In batch processes, all nutrients required for fermentation are present in the medium prior to cultivation. Batch technology had been preferred in the past due to the ease of operation, low cost of controlling and moni­toring system, low requirements for complete sterilization, use of unskilled labor, low risk of financial loss, and easy management of feed­stocks. However, overall productivity of the process is very low, because of long turnaround times and an initial lag phase [9].

In order to improve traditional batch processes, cell recycling and application of several fermentors have been used. Reuse of produced cells can increase productivity of the process. Application of several fermentors operated at staggered intervals can provide a continuous feed to the distillation system. One of the successful batch methods applied for industrial production of ethanol is Melle-Boinot fermen­tation. This process achieves a reduced fermentation time and increased yield by recycling yeast and applying several fermentors operated at staggered intervals. In this method, yeast cells from pre­vious fermentation are separated from the media by centrifugation and up to 80% are recycled [9, 68]. Instead of centrifugation, the cells can be filtered, followed by the separation of yeast from the filter aid using hydrocyclones and then recycled [69].

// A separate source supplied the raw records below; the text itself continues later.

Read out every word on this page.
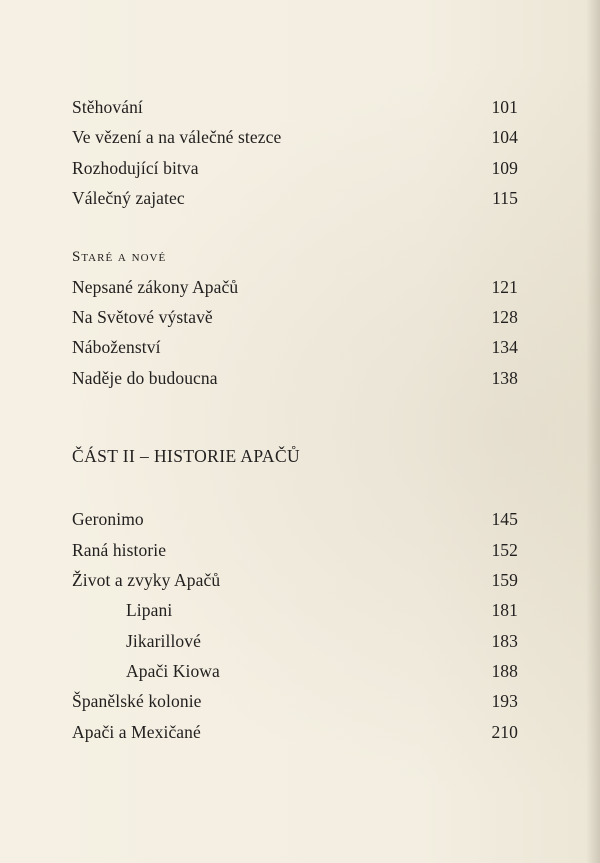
Stěhování	101
Ve vězení a na válečné stezce	104
Rozhodující bitva	109
Válečný zajatec	115
Staré a nové
Nepsané zákony Apačů	121
Na Světové výstavě	128
Náboženství	134
Naděje do budoucna	138
ČÁST II – HISTORIE APAČŮ
Geronimo	145
Raná historie	152
Život a zvyky Apačů	159
Lipani	181
Jikarillové	183
Apači Kiowa	188
Španělské kolonie	193
Apači a Mexičané	210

In well-detoxified or completely noninhibiting acid hydrolyzates of lignocellulosic materials, exponential growth will be obtained after inoc­ulation of the bioreactor. If the hydrolyzate is slightly inhibiting, there will be a relatively long lag phase during which part of the inhibitors are converted. However, if the hydrolyzate is severely inhibiting, no conversion of the inhibitors will occur, and neither cell growth nor fer­mentation will occur. A slightly inhibiting hydrolyzate can thus be detoxified during batch fermentation. However, very high concentration of the inhibitors will cause complete inactivation of the metabolism [18].

Several strategies may be considered for fermentation of hydrolyzate to improve the in situ detoxification in batch fermentation and obtain higher yield and productivity of ethanol. Having high initial cell den­sity, increasing the tolerance of microorganisms against the inhibitors by either adaptation of cells to the medium or genetic modification of the microorganism, and choosing optimal reactor conditions to minimize the effects of inhibitors are among these strategies.

Volumetric ethanol productivity is low in lignocellulosic hydrolyzates when low cell-mass inocula are used due to poor cell growth. Usually, high cell concentration, e. g., 10 g/L dry cells, have been used in order to find a high yield and productivity of ethanol in different studies. In addition, a high initial cell density helps the process for in situ detox­ification by the microorganisms, and therefore, the demand for a detox­ification unit decreases. In situ detoxification of the inhibitors may even lead to increased ethanol yield and productivity, due to uncoupling by the presence of weak acids, or due to decreased glycerol production in the presence of furfural [21]. Adaptation of the cells to hydrolyzate or genetic modification of the microorganism can significantly improve the yield and productivity of ethanol. Optimization of reactor condi­tions can be used to minimize the effects of inhibitors. Among the dif­ferent parameters, cell growth is found to be strongly dependent on pH [18, 21].